For all that is in the world, the lust of the flesh and the lust of the eyes and the vain glory of life, is not of the father, but is of the world, 1 John 2:16.
Most of your modern translations have "pride of life" as the third aspect of temptation, and that is a good translation, but this is one of those cases where the older English usage might be better. Pride is one thing. We all know that we should humble ourselves before God. So we see "pride of life," nod, and move on. But "vain glory of life" gives us the chance to understand this passage in a deeper way.
The context of this passage is loving the world rather than God and the
futility of such action. Verse 17 compares the temporal nature of the world and its desires with the follower of God who abides forever. So that leads us to compare the vain glory of life with the eternal glory promised by God.

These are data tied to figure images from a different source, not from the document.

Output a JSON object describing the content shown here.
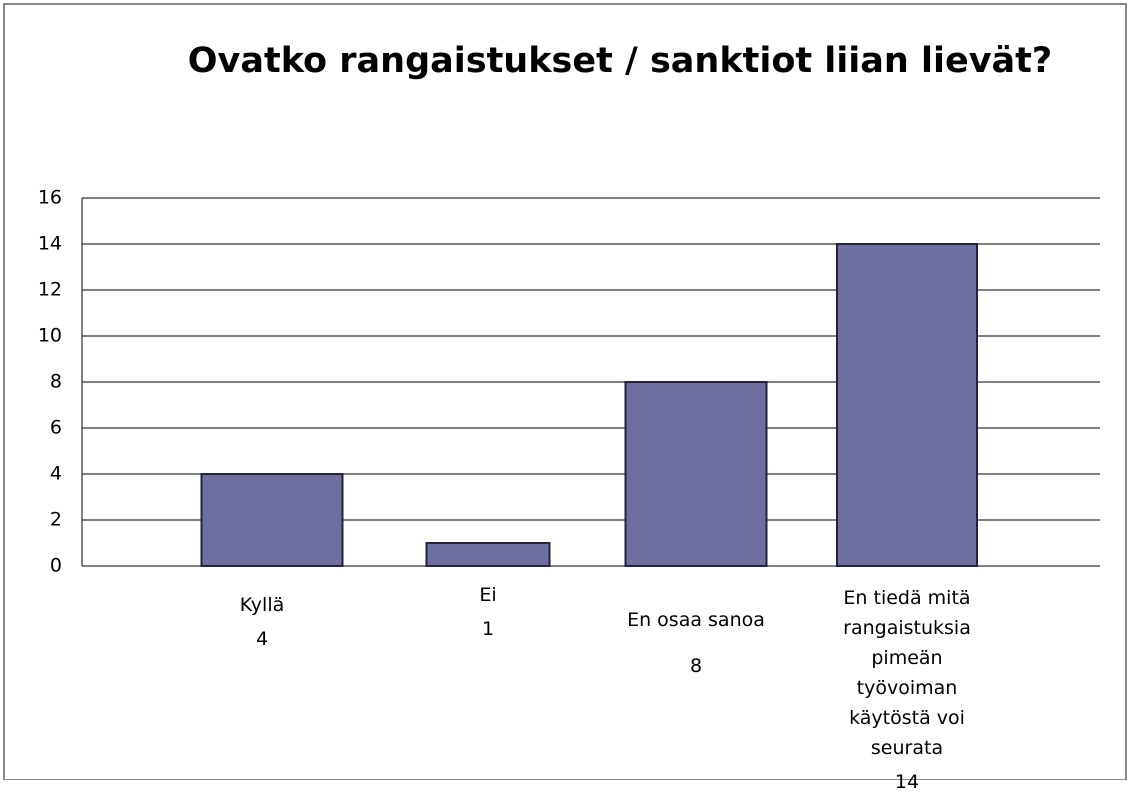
{
  "chart_data": {
    "type": "bar",
    "title": "Ovatko rangaistukset / sanktiot liian lievät?",
    "categories": [
      "Kyllä",
      "Ei",
      "En osaa sanoa",
      "En tiedä mitä rangaistuksia pimeän työvoiman käytöstä voi seurata"
    ],
    "values": [
      4,
      1,
      8,
      14
    ],
    "color": "#6f6f9f",
    "ylim": [
      0,
      16
    ],
    "yticks": [
      0,
      2,
      4,
      6,
      8,
      10,
      12,
      14,
      16
    ],
    "grid": true
  }
}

People can win glory and honor in this world. People work very hard for status, prestige, and power. They are held up as models for us all. We marvel at what they have accomplished, whether it be in business, politics or sports. But does that glory last?
If the election for President George H.W. Bush’s second term had been held in March of 1991, he would have won in a landslide. He was riding high after having presided over the fall of communism in Eastern Europe and leading us to victory in the Gulf War. Less than two years later he lost the vote. No one cared about his accomplishments only 20 months previously. Instead it was
about "the economy, stupid."
Every year, the professional sports leagues crown champions who are
lauded to high heaven for their skill, teamwork, and dedication to their craft.

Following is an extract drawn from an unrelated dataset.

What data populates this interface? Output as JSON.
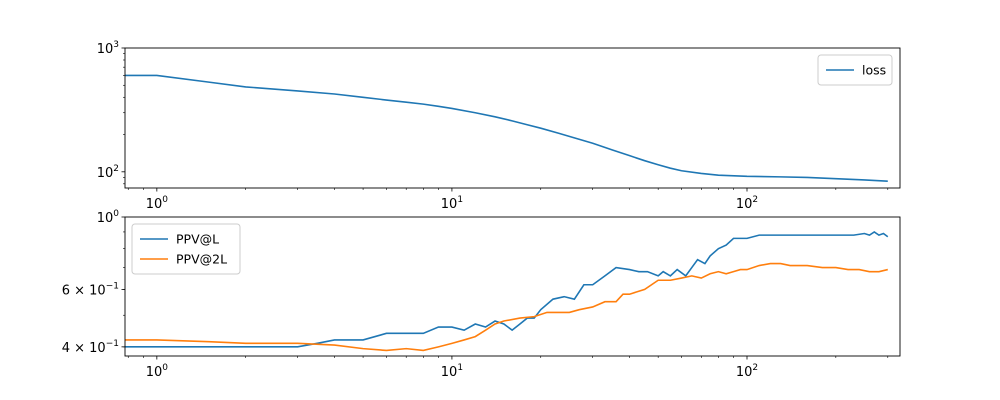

Six months later, that is all past and they start the new season 0-0 just like
the cellar dwellers of the previous year. Championship winning coaches are
sometimes fired just a few years after winning it all, because they couldn't
keep hold of that "vain glory". Even the players are not allowed to rest on
their laurels but the sportswriters wonder if they can maintain that level of
greatness for any length of time.
"Vain" means empty or worthless. That pretty well describes all the glory we can achieve here in this life: empty. It doesn't last. Compare that with the
glory we can receive from God. Eternal glory, that never fades, greater than
anything we can imagine. Rom. 8:18 speaks of the eternal glory worth far more than the persecutions we may suffer. In other places we read of crowns, shining garments, and thrones right next to God's own throne. Search for glory" in the New Testament. What we are promised if we love God and follow Him is so much greater than the best anyone could achieve here.
As we struggle for success in our chosen fields and careers, let us remember where the real glory lies and love God rather than the vain glory of this world. It is far better to be an unnoticed nobody in this life and reign with the Father in the next, than to achieve glory that would make Alexander's pale in comparison, yet have our Lord say "I know ye not."
Thus says Jehovah, Let not the wise man glory in his wisdom, neither let the mighty man glory in his might, let not the rich man glory in his riches; but let him who glories glory in this, that he has understanding, and knows me, that I am Jehovah who exercises lovingkindness, justice, and righteousness, in the earth: for in these things I delight, says Jehovah, Jeremiah 9:23-24.